From: John F. Sowa <sowa@xxxxxxxxxxx>
Sent: Sun, October 17, 2010 8:41:06 PM
Subject: Re: [ontolog-forum] Interpreting OWL
On 10/17/2010 5:29 PM, Pavithra wrote:
> What is the need to support acyclic structure vs cyclic ?
Any collection of relations among a discrete set of entities
can be represented by a labeled directed graph -- or by a
collection of tables, as in an RDB. (If there are infinitely
many entities, the graphs and tables may have to be infinite.)
For some applications, those graphs (or tables) don't have
cycles. But most applications (even for something as simple
as a benzene molecule) require graphs that have cycles.
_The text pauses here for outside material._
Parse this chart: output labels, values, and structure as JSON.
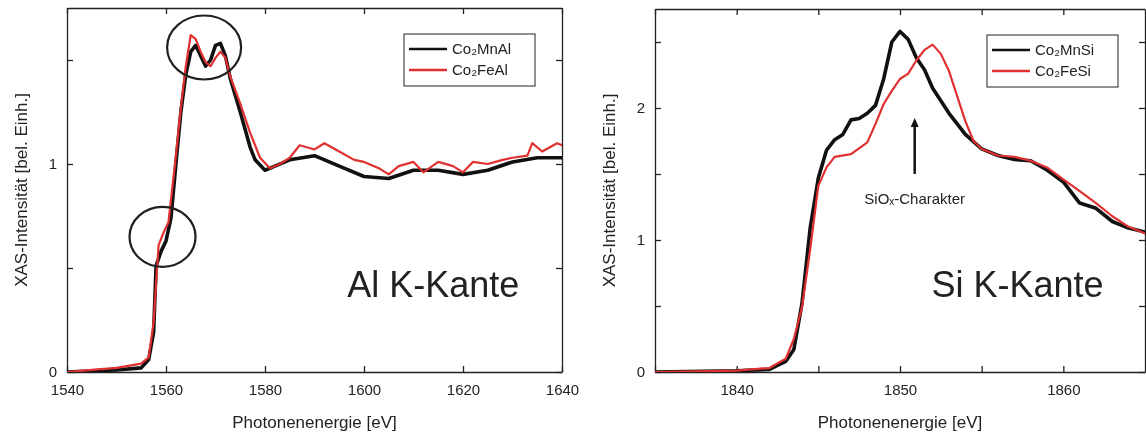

To guarantee decidability of their inferencing methods, OWL
imposes constraints that make it impossible to say or imply
that the structure has cycles.
For some applications, it's possible to live with that restriction.
But for most applications, it's necessary to have a more general
knowledge representation language than OWL.
On 10/17/2010 6:21 PM, Rich Cooper
> But wouldn’t that hierarchy [of professors & grad students]
> be a lattice instead of a tree?
That depends on what relation between prof & students you intend
to represent. The relation (X took a course from Y) could have
cycles. But the relation (X earned a PhD with Y as thesis advisor)
would be a tree, except in rather unusual circumstances.